The Popcorn Stand: We all want the same things |

The Popcorn Stand: We all want the same things

We all want the same things. We all want to be treated with dignity. We all want justice.

I believe that’s all Martin Luther King, Jr. was trying to tell us before he was assassinated on this date, 50 years ago, April 4, 1968.

But make no mistake about it because King tried to tell us how much we had in common, he was considered a radical. A rabble rouser.

History, though, as it should have been, has been kind to King. He’s no longer seen as the radical, the rabble rouser as he was by many while he was shaking things up during a turbulent time. He’s now just seen as a great man, a great human being.

More than 60 years ago, Rosa Parks finally reached her breaking point. I’m sure after another long day, she finally decided I’m not going to move for this white man to the back of the bus like I’ve done so many times.

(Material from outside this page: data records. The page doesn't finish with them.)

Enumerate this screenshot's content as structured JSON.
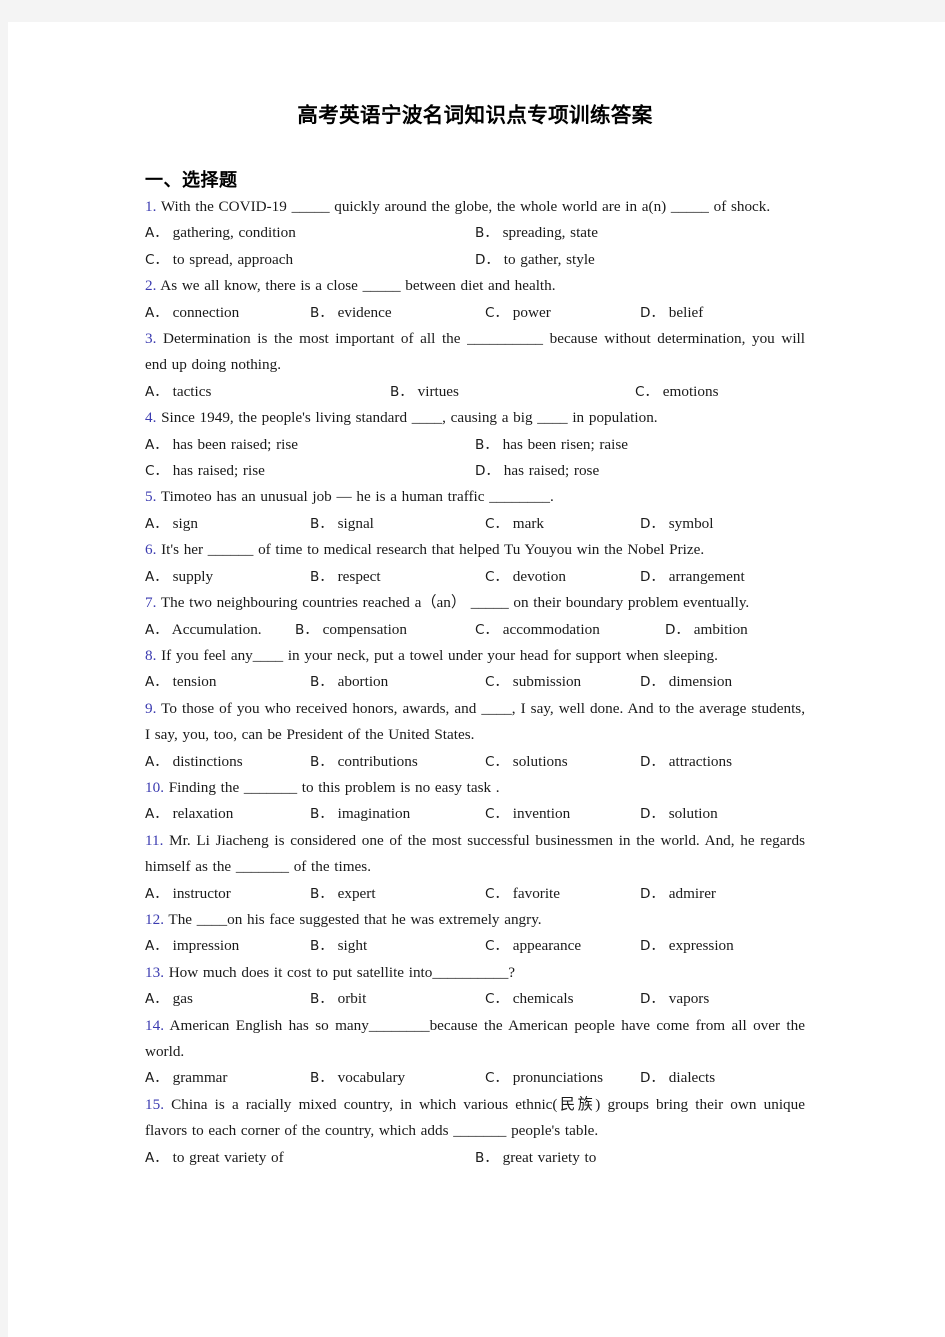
{
  "document": {
    "title": "高考英语宁波名词知识点专项训练答案",
    "section_heading": "一、选择题"
  },
  "colors": {
    "question_number": "#3b3bb0",
    "body_text": "#1a1a1a",
    "page_background": "#ffffff",
    "scan_edge": "#f4f4f4"
  },
  "questions": [
    {
      "num": "1.",
      "text": "With the COVID-19 _____ quickly around the globe, the whole world are in a(n) _____ of shock.",
      "layout": "cols-2",
      "options": [
        {
          "letter": "A．",
          "text": "gathering, condition"
        },
        {
          "letter": "B．",
          "text": "spreading, state"
        },
        {
          "letter": "C．",
          "text": "to spread, approach"
        },
        {
          "letter": "D．",
          "text": "to gather, style"
        }
      ],
      "option_rows": 2
    },
    {
      "num": "2.",
      "text": "As we all know, there is a close _____ between diet and health.",
      "layout": "cols-4",
      "options": [
        {
          "letter": "A．",
          "text": "connection"
        },
        {
          "letter": "B．",
          "text": "evidence"
        },
        {
          "letter": "C．",
          "text": "power"
        },
        {
          "letter": "D．",
          "text": "belief"
        }
      ],
      "option_rows": 1
    },
    {
      "num": "3.",
      "text": "Determination is the most important of all the __________ because without determination, you will end up doing nothing.",
      "layout": "cols-3",
      "options": [
        {
          "letter": "A．",
          "text": "tactics"
        },
        {
          "letter": "B．",
          "text": "virtues"
        },
        {
          "letter": "C．",
          "text": "emotions"
        }
      ],
      "option_rows": 1
    },
    {
      "num": "4.",
      "text": "Since 1949, the people's living standard ____, causing a big ____ in population.",
      "layout": "cols-2",
      "options": [
        {
          "letter": "A．",
          "text": "has been raised; rise"
        },
        {
          "letter": "B．",
          "text": "has been risen; raise"
        },
        {
          "letter": "C．",
          "text": "has raised; rise"
        },
        {
          "letter": "D．",
          "text": "has raised; rose"
        }
      ],
      "option_rows": 2
    },
    {
      "num": "5.",
      "text": "Timoteo has an unusual job — he is a human traffic ________.",
      "layout": "cols-4",
      "options": [
        {
          "letter": "A．",
          "text": "sign"
        },
        {
          "letter": "B．",
          "text": "signal"
        },
        {
          "letter": "C．",
          "text": "mark"
        },
        {
          "letter": "D．",
          "text": "symbol"
        }
      ],
      "option_rows": 1
    },
    {
      "num": "6.",
      "text": "It's her ______ of time to medical research that helped Tu Youyou win the Nobel Prize.",
      "layout": "cols-4",
      "options": [
        {
          "letter": "A．",
          "text": "supply"
        },
        {
          "letter": "B．",
          "text": "respect"
        },
        {
          "letter": "C．",
          "text": "devotion"
        },
        {
          "letter": "D．",
          "text": "arrangement"
        }
      ],
      "option_rows": 1
    },
    {
      "num": "7.",
      "text": "The two neighbouring countries reached a（an） _____ on their boundary problem eventually.",
      "layout": "cols-4b",
      "options": [
        {
          "letter": "A．",
          "text": "Accumulation."
        },
        {
          "letter": "B．",
          "text": "compensation"
        },
        {
          "letter": "C．",
          "text": "accommodation"
        },
        {
          "letter": "D．",
          "text": "ambition"
        }
      ],
      "option_rows": 1
    },
    {
      "num": "8.",
      "text": "If you feel any____ in your neck, put a towel under your head for support when sleeping.",
      "layout": "cols-4",
      "options": [
        {
          "letter": "A．",
          "text": "tension"
        },
        {
          "letter": "B．",
          "text": "abortion"
        },
        {
          "letter": "C．",
          "text": "submission"
        },
        {
          "letter": "D．",
          "text": "dimension"
        }
      ],
      "option_rows": 1
    },
    {
      "num": "9.",
      "text": "To those of you who received honors, awards, and ____, I say, well done. And to the average students, I say, you, too, can be President of the United States.",
      "layout": "cols-4",
      "options": [
        {
          "letter": "A．",
          "text": "distinctions"
        },
        {
          "letter": "B．",
          "text": "contributions"
        },
        {
          "letter": "C．",
          "text": "solutions"
        },
        {
          "letter": "D．",
          "text": "attractions"
        }
      ],
      "option_rows": 1
    },
    {
      "num": "10.",
      "text": "Finding the _______ to this problem is no easy task .",
      "layout": "cols-4",
      "options": [
        {
          "letter": "A．",
          "text": "relaxation"
        },
        {
          "letter": "B．",
          "text": "imagination"
        },
        {
          "letter": "C．",
          "text": "invention"
        },
        {
          "letter": "D．",
          "text": "solution"
        }
      ],
      "option_rows": 1
    },
    {
      "num": "11.",
      "text": "Mr. Li Jiacheng is considered one of the most successful businessmen in the world. And, he regards himself as the _______ of the times.",
      "layout": "cols-4",
      "options": [
        {
          "letter": "A．",
          "text": "instructor"
        },
        {
          "letter": "B．",
          "text": "expert"
        },
        {
          "letter": "C．",
          "text": "favorite"
        },
        {
          "letter": "D．",
          "text": "admirer"
        }
      ],
      "option_rows": 1
    },
    {
      "num": "12.",
      "text": "The ____on his face suggested that he was extremely angry.",
      "layout": "cols-4",
      "options": [
        {
          "letter": "A．",
          "text": "impression"
        },
        {
          "letter": "B．",
          "text": "sight"
        },
        {
          "letter": "C．",
          "text": "appearance"
        },
        {
          "letter": "D．",
          "text": "expression"
        }
      ],
      "option_rows": 1
    },
    {
      "num": "13.",
      "text": "How much does it cost to put satellite into__________?",
      "layout": "cols-4",
      "options": [
        {
          "letter": "A．",
          "text": "gas"
        },
        {
          "letter": "B．",
          "text": "orbit"
        },
        {
          "letter": "C．",
          "text": "chemicals"
        },
        {
          "letter": "D．",
          "text": "vapors"
        }
      ],
      "option_rows": 1
    },
    {
      "num": "14.",
      "text": "American English has so many________because the American people have come from all over the world.",
      "layout": "cols-4",
      "options": [
        {
          "letter": "A．",
          "text": "grammar"
        },
        {
          "letter": "B．",
          "text": "vocabulary"
        },
        {
          "letter": "C．",
          "text": "pronunciations"
        },
        {
          "letter": "D．",
          "text": "dialects"
        }
      ],
      "option_rows": 1
    },
    {
      "num": "15.",
      "text": "China is a racially mixed country, in which various ethnic(民族) groups bring their own unique flavors to each corner of the country, which adds _______ people's table.",
      "layout": "cols-2",
      "options": [
        {
          "letter": "A．",
          "text": "to great variety of"
        },
        {
          "letter": "B．",
          "text": "great variety to"
        }
      ],
      "option_rows": 1
    }
  ]
}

Like Parks, many other African-Americans and King who led the bus boycott after Parks refused to move had been pushed to their limit.

I’m sure there were many at the time who thought why are all these people making such a big deal over such a trivial thing? Over a seat on a bus? Because they wanted to be treated with dignity.

We’ve all been there. We’ve all been pushed to the breaking point. And at that point all we want — all we’ve ever wanted — is to be treated with dignity.

That’s all King wanted. To be treated with dignity. For all of us to be treated with dignity.

Yes, history has been kind to King, and rightfully so, because he has been judged for the content of his character.

Thanks to people like King we still for the most part believe substance is more important than style. When it came to King, his style was his substance.